- The paper introduces RoomFormer, a novel transformer-based model that directly reconstructs 2D floorplans from 3D scans using a two-level query mechanism.
- It employs a single-stage, end-to-end architecture that eliminates the need for hand-crafted rules by predicting room polygons and vertices in parallel.
- Evaluations on Structured3D and SceneCAD datasets demonstrate that RoomFormer outperforms traditional multi-stage methods in terms of precision, recall, and overall efficiency.
Connecting the Dots: Floorplan Reconstruction Using Two-Level Queries
Introduction
"Connecting the Dots: Floorplan Reconstruction Using Two-Level Queries" addresses the complex task of generating 2D floorplans from 3D scans, leveraging a novel single-stage approach. This paper presents RoomFormer, a Transformer architecture that directly outputs floorplans as sets of polygons without relying on multi-stage pipelines that require hand-crafted optimizations and complex sequential processes prevalent in traditional methods.
Methodology
Floorplan Representation
The paper formulates floorplan reconstruction as a structured prediction task, where the goal is to deduce a set of polygons each represented as a variable-length sequence of ordered vertices.
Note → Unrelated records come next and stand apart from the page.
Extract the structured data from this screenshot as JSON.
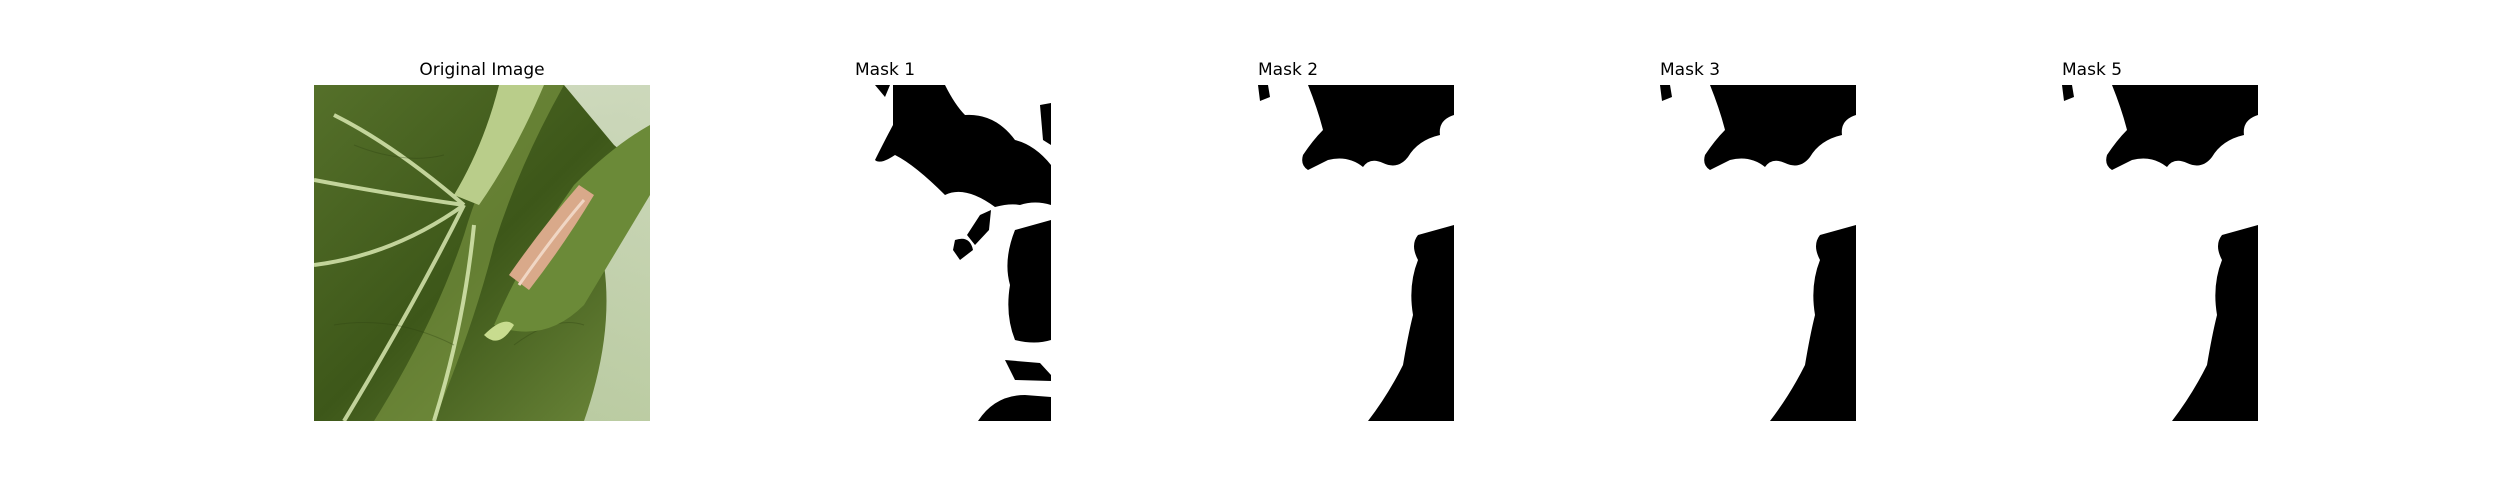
{
  "panels": [
    {
      "title": "Original Image"
    },
    {
      "title": "Mask 1"
    },
    {
      "title": "Mask 2"
    },
    {
      "title": "Mask 3"
    },
    {
      "title": "Mask 5"
    }
  ],
  "colors": {
    "mask_foreground": "#000000",
    "mask_background": "#ffffff",
    "leaf_dark": "#3f5a1e",
    "leaf_light": "#a9c37a",
    "vein": "#d8e8b0",
    "damage": "#d9a98a"
  }
}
This representation omits the need for intermediate geometric primitive detection like corners and walls, thereby simplifying the process and reducing dependence on hand-crafted rules.
RoomFormer adopts a feature backbone composed of CNNs to extract image features followed by a Transformer encoder-decoder architecture. The encoder and decoder employ multi-scale deformable attention mechanisms, significantly reducing computational burdens compared to traditional attention mechanisms. This architecture facilitates hierarchical structured output prediction, accommodating varying room numbers and vertices.
Figure 1: Illustration of the RoomFormer model demonstrating its feature extraction and prediction capabilities through an encoder-decoder architecture.
Two-Level Queries
The innovation of RoomFormer lies in its two-level queries model — one for room polygons and one for vertices. This design provides parallel processing and refinement of queries, with polygon matching ensuring optimal prediction alignment with groundtruth data. It enables structured reasoning across different rooms contributing to higher accuracy and efficiency.
Figure 2: Structure of the decoder illustrating the two-level query mechanism for room and vertex predictions.
Polygon Matching
To accommodate variable-sized output beyond fixed-size neural predictions, the paper introduces a polygon matching strategy. This involves computing matching costs at both set and sequence levels, using the Hungarian algorithm to achieve effective end-to-end model training.

Figure 3: SD-TQ setup, illustrating a single decoder with two-level queries for prediction.
Results and Discussion
RoomFormer sets a new benchmark, evaluated on datasets like Structured3D and SceneCAD. It surpasses traditional methods in precision, recall, and F1 scores for rooms, corners, and angles, demonstrating superior efficacy in reconstructing various room configurations.
Generalization and Flexibility
The model exhibits strong cross-data generalization capabilities, performing robustly even when trained and tested on datasets with different characteristics. Its ability to extend predictions to semantic room types, doors, and windows, enhances its practical applicability in intelligent design systems.
Figure 4: Qualitative evaluations on SceneCAD, showcasing RoomFormer's detailed reconstruction capabilities.
Semantically-Rich Floorplans
RoomFormer's adaptability to predict semantically-rich floorplans is showcased through its model variants which integrate semantic information like room types, architectural elements, etc., without compromising on performance.
Figure 5: Results of semantic-rich floorplans highlighting the model's ability to identify structural elements.
Conclusion
RoomFormer introduces an efficient, flexible approach to floorplan reconstruction, eliminating the need for cumbersome multi-stage processes and domain-specific design constraints. Its deployment in real-world applications promises improvements in areas like architectural modeling, interior design, and AR/VR system integrations.
By proposing a holistic model that efficiently handles complex inputs and outputs structured predictions, RoomFormer paves the way for future research in AI-driven structural reconstruction tasks. The code and models are publicly accessible, enabling further exploration and application across potentially broader domains.